Pemimpin Persekutuan Bulan Emas sambil mengeluarkan suara jeritan yang mengerikan mundur terhuyung-huyung dan
menyender ke tembok ruangan. Tubuhnya yang besar gemetar tidak hentinya.
Tetapi Orang Berbaju Lila sendiri juga terpental jatuh di tanah karena serangan pembalasan pemimpin persekutuan itu, tetapi dengan cepat ia sudah berdiri lagi.
Sementara itu suara pertempuran di luar ruangan dalam sekejap sudah reda, hanya kadang-kadang terdengar satu dua kali suara rintihan, rintihan orang-orang yang terluka.
Hui Kiam yang sudah pulih kembali kekuatannya maju menghampiri pemimpin Persekutuan Bulan Emas. Katanya dengan suara bengis:
“Tua bangka, dahulu yang menyerang secara menggelap kepada empat dari Lima Kaisar Rimba Persilatan dengan menggunakan senjata jarum melekat tulang, apakah itu perbuatanmu?”
Pemimpin Persekutuan Bulan Emas tiba-tiba memperdengarkan suara tertawanya bagaikan orang gila.
Untuk kedua kalinya Hui Kiam membentaknya:
“Jawab pertanyaanku!”
Lama sekali pemimpin Persekutuan Bulan Emas itu baru berhenti tertawa, kemudian berkata dengan suara serak:
“Karena kesalahan satu tindak, telah mengakibatkan kesalahan seluruhnya. Seharusnya aku bertindak lebih kejam lagi.
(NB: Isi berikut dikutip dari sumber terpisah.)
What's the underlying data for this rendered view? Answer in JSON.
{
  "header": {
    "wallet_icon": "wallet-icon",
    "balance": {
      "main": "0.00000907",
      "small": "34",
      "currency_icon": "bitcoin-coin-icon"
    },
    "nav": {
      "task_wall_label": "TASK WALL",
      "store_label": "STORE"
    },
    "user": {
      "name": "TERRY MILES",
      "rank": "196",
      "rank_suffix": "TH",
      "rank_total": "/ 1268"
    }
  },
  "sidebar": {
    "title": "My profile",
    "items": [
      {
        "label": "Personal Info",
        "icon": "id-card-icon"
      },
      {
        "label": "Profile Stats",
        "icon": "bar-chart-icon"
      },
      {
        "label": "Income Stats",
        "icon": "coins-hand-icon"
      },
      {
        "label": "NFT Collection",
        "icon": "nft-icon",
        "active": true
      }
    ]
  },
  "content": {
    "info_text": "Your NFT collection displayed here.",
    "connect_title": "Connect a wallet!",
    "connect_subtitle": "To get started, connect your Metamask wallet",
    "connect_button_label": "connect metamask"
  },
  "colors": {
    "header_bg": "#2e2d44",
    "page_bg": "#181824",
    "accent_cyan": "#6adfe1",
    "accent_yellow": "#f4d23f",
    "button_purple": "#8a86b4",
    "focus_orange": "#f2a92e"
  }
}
Seandainya waktu itu aku tidak meninggalkan hidup seorang korban dari perbuatanku, tidak nanti akan mengalami kejadian seperti hari ini.”
Kak Hui taysu lalu berkata setelah memuji nama Buddha:
“Kau sudah cukup kejam, tetapi dasar sifat jahatmu sudah terlalu dalam, sehingga sudah hampir mati juga masih belum mau insaf.”
Hui Kiam mengajukan pertanyaannya yang kedua:
“Tua bangka, aku menghendaki kau mengaku dari mulutmu sendiri, benarkah kau yang melakukan perbuatan itu?”
“Ya, benar!” jawabnya sambil menggerakkan tangannya, dan kemudian menggumpal asap putih meluncur keluar dari tangannya.
Orang Berbaju Lila lalu berseru:
“Awas racun dari dedaunan!”
Hui Kiam yang sudah siap siaga, selagi tangan pemimpin itu bergerak, ia sudah lompat melesat sejauh beberapa tombak.
Tatkala kabut putih itu buyar, Hui Kiam balik kembali dan berkata lagi dengan suara keras:
“Tua bangka, kau sekarang boleh menyerahkan jiwamu!”
Pedang sakti Hui Kiam bergerak, badan pemimpin Persekutuan Bulan Emas terdapat beberapa puluh tanda luka, sehingga sekujur tubuhnya penuh darah. Dalam keadaan demikian pemimpin itu telah jatuh dan dengan demikian tamatlah sudah riwayatnya seorang berambisi besar yang hendak menguasai seluruh dunia.
Di luar ruangan terdengar suara kegirangan dari semua orang-orang yang merasa bersyukur atas kematian orang jahat itu.
Hui Kiam mulai reda hawa nafsu membunuhnya. Rasa bencinya yang meluap juga mulai buyar.
Ie It Hoan maju menghampirinya, dengan suara terharu memanggil kepadanya:
“Toako!”
Dengan rasa penuh bersyukur Hui Kiam mengawasinya dengan tidak berkata apa-apa.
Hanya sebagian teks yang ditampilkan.